O dönemde, politik olarak anne olmama seçimi, feminist analizin başlıaca konularından biriydi. Feministler arasında zoraki anneliğe yönelik bundan başka tepkiler de vardı tabii.
Pek çok feminist, edilgen "dişil" rollerde toplumsallaşmalarını sağlayan ajanlar olarak gördükleri kendi annelerine çok kızgındılar. Babaların süreç içindeki rolleri görünür olmadığı için, babalar henüz bu kızgınlıktan paylarını almıyordu.
Annelik, deneyim ve kurum
Öyleyse, feminist analizin annelik konusundaki içeriği ne olacaktı? Adrienne Rich, annelik kavramını "deneyim" ve "kurum" olarak ikiye ayırarak bu analizi yapmaya girişti.
Buradaki ayırım noktası ona, erkek egemenliğinin esaretinden arındırıldığında kadınların nasıl bir annelik deneyimi yaşayabileceğini ve bundan ayrı olarak, patriarka altında anne olan kadınlara ne yapıldığını tartışma fırsatı sağlıyordu.

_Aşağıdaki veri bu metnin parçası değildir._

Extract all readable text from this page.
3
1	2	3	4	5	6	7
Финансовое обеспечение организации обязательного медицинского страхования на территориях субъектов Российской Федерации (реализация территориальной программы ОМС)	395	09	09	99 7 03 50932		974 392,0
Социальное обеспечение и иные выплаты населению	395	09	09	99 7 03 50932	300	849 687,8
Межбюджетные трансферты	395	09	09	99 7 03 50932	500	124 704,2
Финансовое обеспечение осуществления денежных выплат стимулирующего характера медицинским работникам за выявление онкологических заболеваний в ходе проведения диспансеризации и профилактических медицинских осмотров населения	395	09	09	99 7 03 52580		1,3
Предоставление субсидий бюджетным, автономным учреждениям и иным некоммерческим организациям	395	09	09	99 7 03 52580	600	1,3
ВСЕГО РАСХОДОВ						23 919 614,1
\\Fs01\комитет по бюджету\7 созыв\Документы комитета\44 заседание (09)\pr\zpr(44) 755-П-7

Rich, kitabında, bu kavramları şöyle açıklıyor:
"Anneliğin iç içe geçmiş iki anlamını ayrıştırmaya çalışıyorum: Herhangi bir kadının üreme ve çocuk konularındaki gücü ile kurduğu potansiyel ilişki ve bu potansiyelin ve dolayısıyla bütün kadınların erkek egemenliğinde kalmalarını ısağlayan annelik kurumu."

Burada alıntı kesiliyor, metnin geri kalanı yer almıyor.